June 3rd, 2009 - 5:12 pm ICT by IANS  

Washington, June 3 (IANS) A line of fruit flies, bred by researchers, may help shed light on the mechanisms that cause insomnia in humans.
The flies, which only get a small fraction of the sleep of normal flies, resemble insomniac humans in several ways.

“Insomnia is a common and debilitating disorder that results in substantial impairments in a person’s quality of life, reduces productivity and increases the risk for psychiatric illness,” said senior study author Paul Shaw at the Washington University School of Medicine in St.Louis (WUSM).

“We think this model has clear potential to help us learn more about the causes of insomnia and someday develop ways to test for or treat them in the clinic,” added Shaw.

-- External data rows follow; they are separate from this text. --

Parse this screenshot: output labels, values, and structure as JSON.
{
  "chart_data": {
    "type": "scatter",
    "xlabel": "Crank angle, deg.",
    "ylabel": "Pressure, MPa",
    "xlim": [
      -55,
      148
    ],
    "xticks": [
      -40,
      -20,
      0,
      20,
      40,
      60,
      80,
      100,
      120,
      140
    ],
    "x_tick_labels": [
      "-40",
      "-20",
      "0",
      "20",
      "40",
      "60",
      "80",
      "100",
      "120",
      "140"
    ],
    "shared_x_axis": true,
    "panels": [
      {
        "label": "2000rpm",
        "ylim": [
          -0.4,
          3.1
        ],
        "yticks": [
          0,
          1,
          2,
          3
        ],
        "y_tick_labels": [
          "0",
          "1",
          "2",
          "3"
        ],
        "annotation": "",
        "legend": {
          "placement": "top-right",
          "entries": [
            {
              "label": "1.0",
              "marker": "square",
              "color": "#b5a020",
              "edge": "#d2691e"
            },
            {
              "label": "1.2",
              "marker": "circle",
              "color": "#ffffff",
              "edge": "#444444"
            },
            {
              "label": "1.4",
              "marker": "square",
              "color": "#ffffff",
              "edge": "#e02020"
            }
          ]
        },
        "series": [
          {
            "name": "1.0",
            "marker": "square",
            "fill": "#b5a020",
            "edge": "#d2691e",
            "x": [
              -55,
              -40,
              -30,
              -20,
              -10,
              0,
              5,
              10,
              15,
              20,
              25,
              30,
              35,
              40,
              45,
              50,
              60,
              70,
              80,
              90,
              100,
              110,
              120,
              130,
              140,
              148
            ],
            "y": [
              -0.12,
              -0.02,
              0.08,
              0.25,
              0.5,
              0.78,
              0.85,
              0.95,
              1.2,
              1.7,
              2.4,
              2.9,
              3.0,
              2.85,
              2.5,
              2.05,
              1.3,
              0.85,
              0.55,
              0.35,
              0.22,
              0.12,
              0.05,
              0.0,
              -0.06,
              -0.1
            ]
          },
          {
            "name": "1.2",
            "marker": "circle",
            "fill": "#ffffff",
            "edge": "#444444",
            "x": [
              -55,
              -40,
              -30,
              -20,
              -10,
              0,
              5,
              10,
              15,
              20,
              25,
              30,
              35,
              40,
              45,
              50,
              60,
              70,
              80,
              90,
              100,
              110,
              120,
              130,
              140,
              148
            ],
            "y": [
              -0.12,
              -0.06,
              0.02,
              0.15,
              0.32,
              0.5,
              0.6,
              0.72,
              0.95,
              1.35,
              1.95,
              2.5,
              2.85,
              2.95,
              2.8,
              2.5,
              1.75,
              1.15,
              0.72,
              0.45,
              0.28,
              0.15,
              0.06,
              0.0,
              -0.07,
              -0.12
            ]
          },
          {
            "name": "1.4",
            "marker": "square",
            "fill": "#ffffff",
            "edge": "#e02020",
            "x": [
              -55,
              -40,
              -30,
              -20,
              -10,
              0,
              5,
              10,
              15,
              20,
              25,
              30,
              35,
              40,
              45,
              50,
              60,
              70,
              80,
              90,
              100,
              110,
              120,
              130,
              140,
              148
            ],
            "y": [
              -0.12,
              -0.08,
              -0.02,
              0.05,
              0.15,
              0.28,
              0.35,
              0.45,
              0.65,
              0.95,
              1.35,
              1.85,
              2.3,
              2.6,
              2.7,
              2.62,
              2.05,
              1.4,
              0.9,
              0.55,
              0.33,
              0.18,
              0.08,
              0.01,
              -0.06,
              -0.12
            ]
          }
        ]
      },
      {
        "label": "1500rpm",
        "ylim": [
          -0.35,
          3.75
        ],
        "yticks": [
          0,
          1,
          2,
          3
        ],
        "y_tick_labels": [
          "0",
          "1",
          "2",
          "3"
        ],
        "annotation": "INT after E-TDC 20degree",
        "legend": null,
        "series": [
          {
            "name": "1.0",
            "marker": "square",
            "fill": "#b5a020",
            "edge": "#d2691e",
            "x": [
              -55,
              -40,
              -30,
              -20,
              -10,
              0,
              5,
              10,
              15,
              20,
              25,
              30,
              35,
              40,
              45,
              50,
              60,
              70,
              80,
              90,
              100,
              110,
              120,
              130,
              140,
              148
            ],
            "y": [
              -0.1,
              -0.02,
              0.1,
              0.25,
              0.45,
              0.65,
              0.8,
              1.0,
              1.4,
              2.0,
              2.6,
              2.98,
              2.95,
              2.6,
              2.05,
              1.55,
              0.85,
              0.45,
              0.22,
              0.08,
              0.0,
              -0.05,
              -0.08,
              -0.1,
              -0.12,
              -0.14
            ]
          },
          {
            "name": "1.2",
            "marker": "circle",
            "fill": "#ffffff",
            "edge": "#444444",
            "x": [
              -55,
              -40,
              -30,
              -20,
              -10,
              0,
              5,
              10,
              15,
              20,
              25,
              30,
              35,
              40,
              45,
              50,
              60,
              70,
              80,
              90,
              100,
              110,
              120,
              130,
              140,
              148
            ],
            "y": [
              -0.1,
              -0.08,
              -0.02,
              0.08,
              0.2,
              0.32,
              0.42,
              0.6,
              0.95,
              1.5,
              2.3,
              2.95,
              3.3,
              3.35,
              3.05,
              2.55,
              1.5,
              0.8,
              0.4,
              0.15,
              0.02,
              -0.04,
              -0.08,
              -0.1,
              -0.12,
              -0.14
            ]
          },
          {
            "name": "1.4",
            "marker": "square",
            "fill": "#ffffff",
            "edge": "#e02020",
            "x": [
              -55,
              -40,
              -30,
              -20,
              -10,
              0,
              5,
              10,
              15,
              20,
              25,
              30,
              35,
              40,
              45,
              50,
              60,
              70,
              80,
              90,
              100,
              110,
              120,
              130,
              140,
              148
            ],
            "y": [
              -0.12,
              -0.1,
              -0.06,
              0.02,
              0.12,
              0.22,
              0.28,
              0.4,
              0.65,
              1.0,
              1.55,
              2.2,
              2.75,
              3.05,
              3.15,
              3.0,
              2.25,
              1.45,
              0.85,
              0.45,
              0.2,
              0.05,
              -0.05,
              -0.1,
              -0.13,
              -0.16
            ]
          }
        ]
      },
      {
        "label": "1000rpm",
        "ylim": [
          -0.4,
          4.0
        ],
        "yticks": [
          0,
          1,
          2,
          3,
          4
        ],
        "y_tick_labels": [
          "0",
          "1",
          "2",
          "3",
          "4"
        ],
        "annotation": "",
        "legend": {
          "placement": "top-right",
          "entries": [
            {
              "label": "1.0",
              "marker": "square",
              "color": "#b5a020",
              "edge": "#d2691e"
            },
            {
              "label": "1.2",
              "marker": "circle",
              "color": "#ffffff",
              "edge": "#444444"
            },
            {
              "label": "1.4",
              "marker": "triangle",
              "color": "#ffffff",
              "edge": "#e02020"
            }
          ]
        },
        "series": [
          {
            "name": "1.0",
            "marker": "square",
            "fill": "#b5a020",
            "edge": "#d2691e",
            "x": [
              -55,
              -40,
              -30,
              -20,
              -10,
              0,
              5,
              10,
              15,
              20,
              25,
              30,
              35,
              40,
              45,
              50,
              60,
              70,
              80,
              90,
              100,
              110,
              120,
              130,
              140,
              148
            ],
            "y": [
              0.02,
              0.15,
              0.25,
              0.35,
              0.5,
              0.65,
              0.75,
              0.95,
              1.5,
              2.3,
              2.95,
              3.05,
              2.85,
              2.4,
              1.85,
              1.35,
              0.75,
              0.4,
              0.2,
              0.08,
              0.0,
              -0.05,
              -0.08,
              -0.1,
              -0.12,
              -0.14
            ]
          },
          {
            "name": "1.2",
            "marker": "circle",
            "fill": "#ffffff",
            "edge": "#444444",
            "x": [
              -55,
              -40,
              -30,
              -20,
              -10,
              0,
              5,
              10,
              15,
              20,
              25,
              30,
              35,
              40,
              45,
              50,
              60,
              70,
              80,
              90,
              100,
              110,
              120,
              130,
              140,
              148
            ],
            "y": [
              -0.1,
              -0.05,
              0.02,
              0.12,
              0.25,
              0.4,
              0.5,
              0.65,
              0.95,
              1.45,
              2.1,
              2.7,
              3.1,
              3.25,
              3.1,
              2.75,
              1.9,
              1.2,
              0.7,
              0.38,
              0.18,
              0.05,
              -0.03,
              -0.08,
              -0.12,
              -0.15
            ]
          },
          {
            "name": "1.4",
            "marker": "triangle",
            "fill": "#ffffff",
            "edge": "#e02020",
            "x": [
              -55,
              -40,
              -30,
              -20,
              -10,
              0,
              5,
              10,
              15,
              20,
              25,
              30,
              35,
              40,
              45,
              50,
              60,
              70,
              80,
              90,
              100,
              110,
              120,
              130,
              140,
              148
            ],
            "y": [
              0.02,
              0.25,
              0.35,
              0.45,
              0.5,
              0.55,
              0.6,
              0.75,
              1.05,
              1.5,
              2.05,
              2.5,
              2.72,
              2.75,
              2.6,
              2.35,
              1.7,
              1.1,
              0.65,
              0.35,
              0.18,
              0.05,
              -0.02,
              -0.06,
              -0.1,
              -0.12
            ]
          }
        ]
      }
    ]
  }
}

“Insomnia is frustrating for clinicians for several reasons, including its high prevalence and how little we know about the patho-physiological (causes, effects and nature of diseases, functioning of mechanisms that can contribute to it),” said Stephen Duntley, Shaw’s co-author.

“The wonderful thing about this new model is that it lets us begin to sort out some of the many potential mechanisms, genetic and otherwise, that may underlie insomnia, hopefully leading to new interventions” he added.

Shaw’s lab was the first to show that fruit flies enter a state of inactivity comparable to sleep. The researchers showed that flies have periods of inactivity where greater stimulation is required to rouse them.

Like humans, flies deprived of sleep one day will try to make up for it by sleeping more the next day, a phenomenon referred to as increased sleep drive or sleep debt, said a WUSM release.

The findings were published in the Wednesday edition of The Journal of Neuroscience.